Question: Why does God permit suffering?
Key Verses: James 1:2-4; 1 Peter 1:6-7; 2 Corinthians 1:3-4
Answer: There are numerous reasons why God permits human tragedy and suffering. People are not robots. God has given each person the ability to think and act. He permits individual choices, some of which result in injury, pain, and the death of innocent children. In John 9:2, Jesus’ disciples asked whether it was the sin of the man or his parents that he was born blind. Jesus told them that it was not sin that cause the blindness, but it was “so that the works of God might be displayed in him” (John 9:3). God can use suffering to bring glory to Himself 1) by means of those who come to Christ as a result of the suffering and 2) through the witness of believers who are depending upon Him in the midst of suffering.
Mankind is always accountable to God for any decision. God is never the author of sin. But He does permit human tragedy and suffering. Some reasons believers suffer are:
- To encourage faith (1 Peter 1:6-7)
- To identify with Christ’s sufferings (1 Peter 4:12-13)
- To provide a witness for the gospel (Phil 1:12f)
- To develop compassion for others (2 Cor. 1:3-11)
- To prove that God is just (Job 1:10-11)
- To promote spiritual maturity (James 1:2-4; 2 Tim. 2:3)
- To develop patience (1 Peter 1:6-7)
- To learn obedience (Hebrews 5:8)
- To keep down pride (2 Cor. 12:7-9)
- To discipline a carnal believer (1 Cor. 11:30-32; Heb. 12:4-11)

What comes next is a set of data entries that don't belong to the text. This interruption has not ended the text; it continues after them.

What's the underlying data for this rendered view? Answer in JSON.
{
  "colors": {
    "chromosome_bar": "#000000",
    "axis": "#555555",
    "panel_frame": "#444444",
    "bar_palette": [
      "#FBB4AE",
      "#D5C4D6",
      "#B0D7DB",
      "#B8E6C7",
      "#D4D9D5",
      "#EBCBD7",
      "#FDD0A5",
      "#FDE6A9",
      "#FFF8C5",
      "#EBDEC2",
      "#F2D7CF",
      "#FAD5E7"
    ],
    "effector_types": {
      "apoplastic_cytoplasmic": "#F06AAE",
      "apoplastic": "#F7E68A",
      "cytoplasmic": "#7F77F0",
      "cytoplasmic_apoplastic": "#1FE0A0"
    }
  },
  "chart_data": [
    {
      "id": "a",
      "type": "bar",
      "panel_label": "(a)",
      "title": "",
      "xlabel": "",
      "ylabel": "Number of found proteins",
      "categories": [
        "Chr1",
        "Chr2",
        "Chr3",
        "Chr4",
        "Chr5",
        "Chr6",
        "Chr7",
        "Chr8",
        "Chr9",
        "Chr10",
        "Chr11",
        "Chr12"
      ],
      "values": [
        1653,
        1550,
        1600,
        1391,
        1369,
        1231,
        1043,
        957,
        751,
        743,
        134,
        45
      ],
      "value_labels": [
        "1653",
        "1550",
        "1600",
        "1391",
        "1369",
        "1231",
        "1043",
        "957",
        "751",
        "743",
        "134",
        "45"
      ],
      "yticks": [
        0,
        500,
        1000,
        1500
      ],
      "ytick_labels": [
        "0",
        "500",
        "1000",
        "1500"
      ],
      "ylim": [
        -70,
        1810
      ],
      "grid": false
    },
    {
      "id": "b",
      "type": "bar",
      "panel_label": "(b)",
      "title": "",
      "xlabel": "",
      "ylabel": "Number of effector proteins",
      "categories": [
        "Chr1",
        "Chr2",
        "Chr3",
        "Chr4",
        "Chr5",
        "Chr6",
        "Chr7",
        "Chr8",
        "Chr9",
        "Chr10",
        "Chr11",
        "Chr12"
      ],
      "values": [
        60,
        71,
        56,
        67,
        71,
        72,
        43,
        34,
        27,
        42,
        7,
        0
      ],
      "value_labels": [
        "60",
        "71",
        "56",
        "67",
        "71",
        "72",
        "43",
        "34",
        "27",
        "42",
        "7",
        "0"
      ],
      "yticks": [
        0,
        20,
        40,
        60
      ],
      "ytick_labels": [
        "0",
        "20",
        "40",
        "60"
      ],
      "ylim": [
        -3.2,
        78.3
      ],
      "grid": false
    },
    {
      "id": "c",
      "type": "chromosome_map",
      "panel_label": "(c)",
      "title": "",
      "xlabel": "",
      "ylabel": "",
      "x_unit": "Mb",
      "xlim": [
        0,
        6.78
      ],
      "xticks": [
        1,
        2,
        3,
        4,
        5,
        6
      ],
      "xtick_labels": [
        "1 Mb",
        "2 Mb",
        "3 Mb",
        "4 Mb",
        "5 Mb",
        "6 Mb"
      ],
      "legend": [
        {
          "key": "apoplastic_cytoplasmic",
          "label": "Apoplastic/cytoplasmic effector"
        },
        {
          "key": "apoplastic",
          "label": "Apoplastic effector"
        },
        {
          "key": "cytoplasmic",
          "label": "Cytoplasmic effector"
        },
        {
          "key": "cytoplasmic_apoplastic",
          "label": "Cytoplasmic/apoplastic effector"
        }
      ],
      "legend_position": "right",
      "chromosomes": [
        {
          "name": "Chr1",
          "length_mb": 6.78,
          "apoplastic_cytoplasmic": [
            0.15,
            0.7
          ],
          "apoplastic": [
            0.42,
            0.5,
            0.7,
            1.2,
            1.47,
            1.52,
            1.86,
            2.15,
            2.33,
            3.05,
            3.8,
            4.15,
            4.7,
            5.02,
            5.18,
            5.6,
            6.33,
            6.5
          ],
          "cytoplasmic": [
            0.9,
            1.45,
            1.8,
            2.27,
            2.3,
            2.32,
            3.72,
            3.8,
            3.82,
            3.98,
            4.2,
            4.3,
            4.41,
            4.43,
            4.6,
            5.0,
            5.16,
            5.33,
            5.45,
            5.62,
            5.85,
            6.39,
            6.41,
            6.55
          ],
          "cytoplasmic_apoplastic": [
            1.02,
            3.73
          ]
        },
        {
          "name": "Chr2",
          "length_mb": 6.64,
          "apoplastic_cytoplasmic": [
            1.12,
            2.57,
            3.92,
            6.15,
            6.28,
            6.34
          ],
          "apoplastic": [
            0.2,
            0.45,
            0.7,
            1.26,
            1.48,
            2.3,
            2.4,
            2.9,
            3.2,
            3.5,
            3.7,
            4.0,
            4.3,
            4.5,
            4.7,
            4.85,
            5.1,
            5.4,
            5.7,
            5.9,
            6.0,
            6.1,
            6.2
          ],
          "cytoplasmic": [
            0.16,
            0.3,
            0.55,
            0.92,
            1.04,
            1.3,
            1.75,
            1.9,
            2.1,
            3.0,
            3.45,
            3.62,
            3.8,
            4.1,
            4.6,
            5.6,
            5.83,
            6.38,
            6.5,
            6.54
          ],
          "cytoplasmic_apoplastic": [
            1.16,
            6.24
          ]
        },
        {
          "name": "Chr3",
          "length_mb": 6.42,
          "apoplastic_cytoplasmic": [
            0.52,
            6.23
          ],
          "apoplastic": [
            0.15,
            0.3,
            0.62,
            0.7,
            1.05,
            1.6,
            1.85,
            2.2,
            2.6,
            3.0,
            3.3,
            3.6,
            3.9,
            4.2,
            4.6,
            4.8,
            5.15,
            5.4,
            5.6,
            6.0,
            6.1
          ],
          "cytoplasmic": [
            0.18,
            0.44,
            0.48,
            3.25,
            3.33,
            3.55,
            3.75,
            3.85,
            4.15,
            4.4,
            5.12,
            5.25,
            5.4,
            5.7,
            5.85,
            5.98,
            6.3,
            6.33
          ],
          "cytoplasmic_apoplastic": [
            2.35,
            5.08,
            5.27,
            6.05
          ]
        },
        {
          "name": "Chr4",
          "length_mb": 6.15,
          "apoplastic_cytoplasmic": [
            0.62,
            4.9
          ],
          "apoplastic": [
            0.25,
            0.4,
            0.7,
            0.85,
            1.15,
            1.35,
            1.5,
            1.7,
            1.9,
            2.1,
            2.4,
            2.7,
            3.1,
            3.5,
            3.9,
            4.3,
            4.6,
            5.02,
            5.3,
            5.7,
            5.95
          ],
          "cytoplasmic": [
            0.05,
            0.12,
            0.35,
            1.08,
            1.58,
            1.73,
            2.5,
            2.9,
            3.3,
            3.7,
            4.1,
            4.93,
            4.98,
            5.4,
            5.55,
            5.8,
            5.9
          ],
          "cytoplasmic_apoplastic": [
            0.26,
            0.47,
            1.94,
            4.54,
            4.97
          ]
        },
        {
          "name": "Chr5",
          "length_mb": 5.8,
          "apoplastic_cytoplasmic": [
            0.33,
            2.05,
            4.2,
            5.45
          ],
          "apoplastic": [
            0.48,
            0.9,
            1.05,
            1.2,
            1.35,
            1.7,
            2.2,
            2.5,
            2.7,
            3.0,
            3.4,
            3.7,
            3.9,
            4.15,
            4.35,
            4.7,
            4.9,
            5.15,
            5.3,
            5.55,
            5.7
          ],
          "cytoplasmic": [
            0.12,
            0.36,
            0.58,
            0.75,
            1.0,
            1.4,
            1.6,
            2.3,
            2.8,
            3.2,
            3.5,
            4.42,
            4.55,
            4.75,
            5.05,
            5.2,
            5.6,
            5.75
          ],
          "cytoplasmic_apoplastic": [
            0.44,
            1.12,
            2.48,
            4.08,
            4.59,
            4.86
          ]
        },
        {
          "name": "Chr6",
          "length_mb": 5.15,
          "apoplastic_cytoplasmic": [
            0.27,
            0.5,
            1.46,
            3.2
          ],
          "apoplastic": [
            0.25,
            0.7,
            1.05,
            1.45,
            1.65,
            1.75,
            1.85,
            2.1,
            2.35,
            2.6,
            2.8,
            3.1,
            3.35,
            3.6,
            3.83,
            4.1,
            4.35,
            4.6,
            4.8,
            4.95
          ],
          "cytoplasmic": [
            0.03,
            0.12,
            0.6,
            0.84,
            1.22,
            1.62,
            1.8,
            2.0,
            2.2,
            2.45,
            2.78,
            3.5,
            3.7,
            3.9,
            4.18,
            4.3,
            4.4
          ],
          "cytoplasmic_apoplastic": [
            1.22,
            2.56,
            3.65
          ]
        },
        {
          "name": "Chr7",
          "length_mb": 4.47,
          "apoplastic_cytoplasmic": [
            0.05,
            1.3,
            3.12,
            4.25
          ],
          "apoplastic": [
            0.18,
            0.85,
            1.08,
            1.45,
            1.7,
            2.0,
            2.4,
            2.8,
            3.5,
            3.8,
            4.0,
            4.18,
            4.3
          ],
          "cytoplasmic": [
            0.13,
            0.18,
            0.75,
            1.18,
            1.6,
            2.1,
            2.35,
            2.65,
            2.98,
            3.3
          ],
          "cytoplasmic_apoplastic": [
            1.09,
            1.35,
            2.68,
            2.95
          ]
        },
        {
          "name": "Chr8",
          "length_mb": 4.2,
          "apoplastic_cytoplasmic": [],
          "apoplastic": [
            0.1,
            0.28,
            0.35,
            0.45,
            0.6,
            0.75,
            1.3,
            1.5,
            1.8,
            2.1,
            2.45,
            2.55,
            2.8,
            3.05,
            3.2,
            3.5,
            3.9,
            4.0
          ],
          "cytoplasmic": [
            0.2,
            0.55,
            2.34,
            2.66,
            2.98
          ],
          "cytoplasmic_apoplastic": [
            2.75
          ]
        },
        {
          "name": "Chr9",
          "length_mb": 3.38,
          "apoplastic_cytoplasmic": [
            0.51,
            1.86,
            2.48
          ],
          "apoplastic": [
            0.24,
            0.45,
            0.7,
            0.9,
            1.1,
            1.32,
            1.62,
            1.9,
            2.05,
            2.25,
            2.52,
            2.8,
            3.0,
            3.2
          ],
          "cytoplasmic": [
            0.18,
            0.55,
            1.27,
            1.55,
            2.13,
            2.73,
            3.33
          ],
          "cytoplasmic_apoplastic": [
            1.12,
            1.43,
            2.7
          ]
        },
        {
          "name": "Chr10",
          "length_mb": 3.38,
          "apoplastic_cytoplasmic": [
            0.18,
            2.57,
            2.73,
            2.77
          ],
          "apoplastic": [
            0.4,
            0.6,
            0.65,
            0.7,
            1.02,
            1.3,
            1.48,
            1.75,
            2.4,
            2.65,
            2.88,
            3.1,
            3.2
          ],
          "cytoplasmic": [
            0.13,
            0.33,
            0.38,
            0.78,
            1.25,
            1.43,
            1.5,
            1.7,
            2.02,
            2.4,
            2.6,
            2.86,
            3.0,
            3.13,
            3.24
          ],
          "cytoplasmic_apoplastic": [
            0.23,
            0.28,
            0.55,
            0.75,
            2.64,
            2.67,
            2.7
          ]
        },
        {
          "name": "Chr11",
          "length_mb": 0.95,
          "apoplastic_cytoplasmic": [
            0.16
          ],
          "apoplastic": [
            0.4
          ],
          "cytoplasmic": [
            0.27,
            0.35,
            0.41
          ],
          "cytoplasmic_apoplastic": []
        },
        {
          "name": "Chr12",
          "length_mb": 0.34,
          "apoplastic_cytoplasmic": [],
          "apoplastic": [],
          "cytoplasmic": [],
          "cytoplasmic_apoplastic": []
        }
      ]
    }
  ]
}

God also provides protection in times of distress. There are many ways the believer can endure suffering:
- By making certain there is no unconfessed sin in your life (1 John 1:9)
- By reckoning ourselves “dead to sin,” but alive to God (Rom 6:11-13). We grieve, but are not to be overcome by grief as those without hope.
- By defensively putting on the armor of God (Eph. 6:10-16). The armor of of God protects us during spiritual warfare, but does not prevent it.
- By offensively using the sword of the Spirit—the Word of God (Eph. 6:17) as illustrated by Jesus in His temptation (Matt. 4)
- By prayer (Matt. 6:13) “Lead me not into temptation…”
- By resisting the devil (James 4:7; Gen 39)
- By making no provision for the flesh (Rom 13:14).
- By eliminating sources of temptation (Acts 19:11-20).
- By concentrating on wholesome thoughts (Phil. 4:8-9; 2 Cor. 10:3-5
- By applying faith in the blood of the lamb (Col. 2:15; Rev. 12:11)
- By living a positive and consistent Christian life (Mt 5:14-15)
- By maintaining a selfless, humble attitude (1 Tim 3:6; Rom. 12:2)
- By developing personal discipline (Gal. 2:20).
- By giving thanks to God in and for your suffering (1 Thes. 5:18; Eph. 5:20)
God guarantees that the intensity level of our tragedies and suffering and sorrows will not be greater than we can bear (1 Cor. 10:13). In addition, this verses states that God always provides a way to escape (endure) during times of suffering. This is not saying that He will remove the suffering. Rather this is a promise that He will provide the power to endure it.
Forgiveness of those who had a part in or caused our suffering is essential. We cannot learn the intended lesson from our suffering unless we are willing to forgive those who caused it. We must leave the judgment of evildoers with God (Rom. 12:19-21). We can also learn from Romans 8:28, that “all things work together for good” for those who are called of God and have learned to love Him.
We must maintain an attitude of thankfulness, even in times of suffering (1 Thes. 5:18; Eph. 5:20). Job is a wonderful example of this principle. He didn’t blame anyone. He accepted His suffering as from the Lord and praised Him in the midst of it.
Naked I came from my mother’s womb, And naked I shall return there. The Lord gave and the Lord has taken away. Blessed be the name of the Lord (Job 1:21).
Through suffering, God awakens the hearts of many. For believers, it is an opportunity to grow closer to the Lord. For unbelievers, it is a time when they may be more open to the Gospel.